Some advantages of granular gas-phase EPDM compared to solid bale rubber are illustrated in comparisons of compounding in internal mixers. For example, UCC-B and UCC-C were compared to comparable commercial bale products, Control-B and -C, that have similar Mooney viscosity and rheological behavior. As shown in figure 3, their shear stresses in capillary extrusions are nearly identical over a wide range of shear rates in ASTM D3568 formula no. 1 at 90 degrees C.
Mixing was also compared in different masterbatches with a range of carbon black and plasticizer oil levels in an internal mixer using the same rpm. For example, torque and temperature responses for masterbatch mixes using 80 phr reinforcing N-650 carbon black are illustrated in figure 4. The torque, energy and temperature required to mix the granular product are lower compared to a comparable solid rubber form of the same Mooney viscosity. In particular, mixing is smoother and torque lower in the early stages compared to the wide torque and ram fluctuations of solid bale products. The onset of peak power which we associate with the black incorporation time is also faster. Consistent and desirable mixing is achieved with the gas-phase granular forms.
It was also found that carbon black dispersion was better with granular EPDM products. For example, dispersion index values are compared for the granular UCC-C and the Control-B bale products in figure 5 for different mix times from 1 to 15 min. using the same mix procedures and rpm. Carbon black dispersion is consistently higher and achieved at shorter mix times in the granular product.
Good dispersion and physical properties can be obtained at shorter mixing times and lower temperatures in gas-phase granular EPDM compared to conventional bale products. In addition, mixing energies and power consumption are lower.

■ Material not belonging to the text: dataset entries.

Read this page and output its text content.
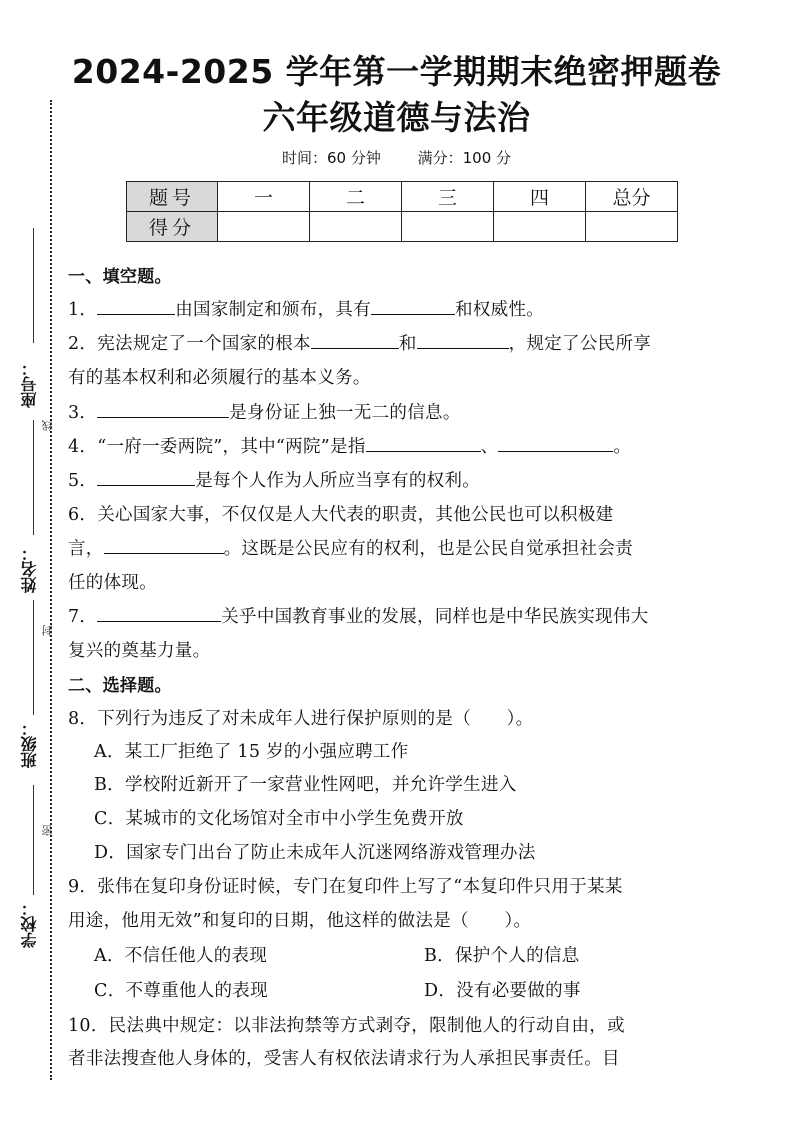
座号：
线
姓名：
封
班级：
密
学校：
2024-2025 学年第一学期期末绝密押题卷
六年级道德与法治
时间：60 分钟 满分：100 分
题号	一	二	三	四	总分
得分					
一、填空题。
1．	由国家制定和颁布，具有	和权威性。
2．宪法规定了一个国家的根本	和	，规定了公民所享
有的基本权利和必须履行的基本义务。
3．	是身份证上独一无二的信息。
4．“一府一委两院”，其中“两院”是指	、	。
5．	是每个人作为人所应当享有的权利。
6．关心国家大事，不仅仅是人大代表的职责，其他公民也可以积极建
言，	。这既是公民应有的权利，也是公民自觉承担社会责
任的体现。
7．	关乎中国教育事业的发展，同样也是中华民族实现伟大
复兴的奠基力量。
二、选择题。
8．下列行为违反了对未成年人进行保护原则的是（　　）。
A．某工厂拒绝了 15 岁的小强应聘工作
B．学校附近新开了一家营业性网吧，并允许学生进入
C．某城市的文化场馆对全市中小学生免费开放
D．国家专门出台了防止未成年人沉迷网络游戏管理办法
9．张伟在复印身份证时候，专门在复印件上写了“本复印件只用于某某
用途，他用无效”和复印的日期，他这样的做法是（　　）。
A．不信任他人的表现	B．保护个人的信息
C．不尊重他人的表现	D．没有必要做的事
10．民法典中规定：以非法拘禁等方式剥夺，限制他人的行动自由，或
者非法搜查他人身体的，受害人有权依法请求行为人承担民事责任。目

Mixing and dispersion behavior may vary with specific equipment and conditions, but we expect these advantages to translate into most commercial scale mixing and compounding operations. Our experience in commercial operations with granular EPDM products has been very favorable, producing improved dispersion, lower mix temperatures and faster cycle times.
There are other opportunities to explore for granular EPDM and EPM rubber in mixing and fabrication operations for reducing operating and energy costs and for improved product uniformity and process control. This article primarily discusses batch internal mixing. The granular forms can also provide potential advantages in continuous mixing operations such as bulk handling, uniform compound pre-blending and various options in feeding, blending, mixing and fabricating in rubber processing equipment.
The new fluid-bed gas-phase reactor process is a revolutionary manufacturing process for EPM and EPDM rubber that addresses many of the cost and environmental challenges of the current and coming decades. No solvents are involved in the process which results in environmental benefits and energy savings over current commercial processes that require intensive solvent stripping and washing.
The granular rubber produced by this process is a significant advance toward providing free-flowing product over the wide range of compositions and Mooney viscosities desired in the market today. Products can be produced in unique, unvulcanized granular forms that have a number of major advantages and options in handling, mixing and dispersion compared to bale rubber.
Gas-phase EPDM polymers have competitive properties compared to commercial products. They are comparable in cure, processing and physical properties and are suitable for typical rubber applications using extrusion, milling, calendering and other fabrication methods.
Previous powdered or particulate EPDM rubber technology has been limited by a lack of availability of products in the composition, quantity, form, packaging and cost most desirable to the industry. The current gas-phase EPR manufacturing process offers a revolutionary and effective approach to producing a family of new EPDM and ethylenepropylene products in highly desirable and advantageous forms and in environmentally friendly packaging.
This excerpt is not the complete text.